FixedString

A fixed-length string of N bytes (not characters or code points).

To declare the column of FixedString type use the following syntax:

<column_name> FixedString(N)

Where N is a natural number.

It is efficient to use FixedString in case when data has the length of N bytes exactly. For example: IP addresses (FixedString(16) for IPv6), language codes (ru_RU, en_US ... ), currency codes (USD, RUB ... ), hashes (FixedString(16) for MD5, FixedString(32) for SHA256). In all other cases, you can get the loss of efficiency. To store hashes or IP addresses use their binary representation. To store UUID values use the UUID data type.

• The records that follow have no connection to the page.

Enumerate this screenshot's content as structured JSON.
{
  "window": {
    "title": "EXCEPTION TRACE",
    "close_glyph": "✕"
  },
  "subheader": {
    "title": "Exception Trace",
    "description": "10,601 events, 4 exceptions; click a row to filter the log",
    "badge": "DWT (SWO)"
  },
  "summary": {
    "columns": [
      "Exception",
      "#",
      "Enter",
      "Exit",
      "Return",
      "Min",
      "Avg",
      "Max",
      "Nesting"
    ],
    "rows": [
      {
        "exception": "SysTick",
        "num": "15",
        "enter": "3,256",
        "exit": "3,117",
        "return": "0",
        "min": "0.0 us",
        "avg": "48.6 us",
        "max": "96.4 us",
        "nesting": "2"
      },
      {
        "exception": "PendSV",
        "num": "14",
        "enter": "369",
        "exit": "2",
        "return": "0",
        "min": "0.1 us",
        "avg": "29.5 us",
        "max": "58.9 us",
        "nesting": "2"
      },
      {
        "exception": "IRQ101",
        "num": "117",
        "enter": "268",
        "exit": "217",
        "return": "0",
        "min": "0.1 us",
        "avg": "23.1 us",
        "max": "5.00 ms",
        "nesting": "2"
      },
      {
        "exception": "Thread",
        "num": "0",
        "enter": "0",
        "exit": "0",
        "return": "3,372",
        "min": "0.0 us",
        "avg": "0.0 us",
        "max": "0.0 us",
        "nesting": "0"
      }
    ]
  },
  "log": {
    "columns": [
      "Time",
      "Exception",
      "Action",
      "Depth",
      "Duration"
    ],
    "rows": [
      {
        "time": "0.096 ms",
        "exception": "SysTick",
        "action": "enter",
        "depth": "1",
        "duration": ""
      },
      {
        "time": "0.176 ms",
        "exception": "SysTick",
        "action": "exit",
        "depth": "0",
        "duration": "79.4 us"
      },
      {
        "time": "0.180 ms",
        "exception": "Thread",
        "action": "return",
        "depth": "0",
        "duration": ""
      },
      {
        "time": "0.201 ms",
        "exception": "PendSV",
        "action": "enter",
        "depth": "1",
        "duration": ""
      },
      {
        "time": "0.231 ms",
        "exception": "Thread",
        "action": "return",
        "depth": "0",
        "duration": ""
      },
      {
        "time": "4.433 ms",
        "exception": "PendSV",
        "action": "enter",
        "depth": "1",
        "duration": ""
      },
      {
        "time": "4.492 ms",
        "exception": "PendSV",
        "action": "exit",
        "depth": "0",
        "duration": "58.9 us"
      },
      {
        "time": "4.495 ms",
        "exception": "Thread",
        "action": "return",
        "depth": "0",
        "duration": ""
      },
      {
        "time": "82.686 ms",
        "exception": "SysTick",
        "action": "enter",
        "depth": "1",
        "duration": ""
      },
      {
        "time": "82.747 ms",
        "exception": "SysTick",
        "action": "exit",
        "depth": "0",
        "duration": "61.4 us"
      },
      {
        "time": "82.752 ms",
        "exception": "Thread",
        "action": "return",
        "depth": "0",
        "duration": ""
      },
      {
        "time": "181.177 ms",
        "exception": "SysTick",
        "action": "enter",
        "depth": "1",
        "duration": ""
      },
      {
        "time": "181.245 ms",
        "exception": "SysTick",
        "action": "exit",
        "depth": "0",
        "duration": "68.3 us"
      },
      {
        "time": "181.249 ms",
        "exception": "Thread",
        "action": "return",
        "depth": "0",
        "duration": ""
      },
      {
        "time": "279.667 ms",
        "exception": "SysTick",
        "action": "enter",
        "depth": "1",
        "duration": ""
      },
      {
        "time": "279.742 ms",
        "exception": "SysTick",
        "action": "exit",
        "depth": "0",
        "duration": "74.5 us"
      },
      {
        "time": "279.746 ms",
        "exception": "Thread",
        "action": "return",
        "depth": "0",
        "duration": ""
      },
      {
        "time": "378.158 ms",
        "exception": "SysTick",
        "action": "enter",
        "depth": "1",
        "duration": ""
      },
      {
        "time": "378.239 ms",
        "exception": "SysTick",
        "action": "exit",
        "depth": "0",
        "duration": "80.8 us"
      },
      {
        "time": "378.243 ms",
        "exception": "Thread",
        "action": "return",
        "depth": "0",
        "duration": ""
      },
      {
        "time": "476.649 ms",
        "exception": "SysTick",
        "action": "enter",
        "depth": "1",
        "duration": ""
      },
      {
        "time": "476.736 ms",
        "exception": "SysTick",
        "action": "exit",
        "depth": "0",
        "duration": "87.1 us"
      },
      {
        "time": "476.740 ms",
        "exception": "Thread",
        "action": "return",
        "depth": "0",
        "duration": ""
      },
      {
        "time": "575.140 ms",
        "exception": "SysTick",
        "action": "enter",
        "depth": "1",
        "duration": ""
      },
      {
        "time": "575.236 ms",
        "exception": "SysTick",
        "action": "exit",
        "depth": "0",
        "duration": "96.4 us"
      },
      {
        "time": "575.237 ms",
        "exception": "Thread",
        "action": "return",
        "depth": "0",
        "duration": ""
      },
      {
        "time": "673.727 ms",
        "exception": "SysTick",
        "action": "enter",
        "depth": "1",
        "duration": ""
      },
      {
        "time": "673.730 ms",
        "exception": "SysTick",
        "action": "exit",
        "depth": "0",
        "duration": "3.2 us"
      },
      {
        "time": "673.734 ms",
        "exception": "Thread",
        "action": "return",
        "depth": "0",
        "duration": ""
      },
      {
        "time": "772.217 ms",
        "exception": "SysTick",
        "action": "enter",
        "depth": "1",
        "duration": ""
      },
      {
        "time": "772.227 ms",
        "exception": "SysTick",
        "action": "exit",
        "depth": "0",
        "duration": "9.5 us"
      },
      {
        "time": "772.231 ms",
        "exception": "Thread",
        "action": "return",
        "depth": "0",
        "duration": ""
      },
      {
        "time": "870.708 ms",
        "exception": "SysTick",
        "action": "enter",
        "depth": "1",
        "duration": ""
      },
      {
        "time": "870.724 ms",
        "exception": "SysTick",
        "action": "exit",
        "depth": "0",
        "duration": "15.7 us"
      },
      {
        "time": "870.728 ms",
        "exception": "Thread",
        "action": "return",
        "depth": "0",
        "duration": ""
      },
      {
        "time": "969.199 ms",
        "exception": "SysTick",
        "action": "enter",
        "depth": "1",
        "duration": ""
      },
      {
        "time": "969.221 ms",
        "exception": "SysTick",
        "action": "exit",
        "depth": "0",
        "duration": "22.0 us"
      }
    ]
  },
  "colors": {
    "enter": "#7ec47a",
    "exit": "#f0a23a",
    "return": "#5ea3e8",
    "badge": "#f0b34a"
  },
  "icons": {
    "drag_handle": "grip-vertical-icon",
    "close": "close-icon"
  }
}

When inserting the data, ClickHouse:

  • Complements a string with null bytes if the string contains fewer bytes than N.
  • Throws the Too large value for FixedString(N) exception if the string contains more than N bytes.

When selecting the data, ClickHouse does not trim off the null bytes at the end of the string. If you use the WHERE clause, you should add null bytes manually to match the FixedString value.

Example:

SELECT * FROM FixedStringTable

┌─a──┐
│ aa │
│ b  │
└────┘

SELECT * FROM FixedStringTable WHERE a = 'b'

Ok.

0 rows in set. Elapsed: 0.009 sec.

SELECT * FROM FixedStringTable
WHERE a = 'b\0'

┌─a─┐
│ b │
└───┘

1 rows in set. Elapsed: 0.002 sec.

This behavior differs from MySQL behavior for the CHAR type (where strings are padded with spaces, and the spaces are removed for output).

Note that the length of the FixedString value is constant even if it is filled with null bytes only. The empty functions returns 1 if the FixedString value contains the null bytes only.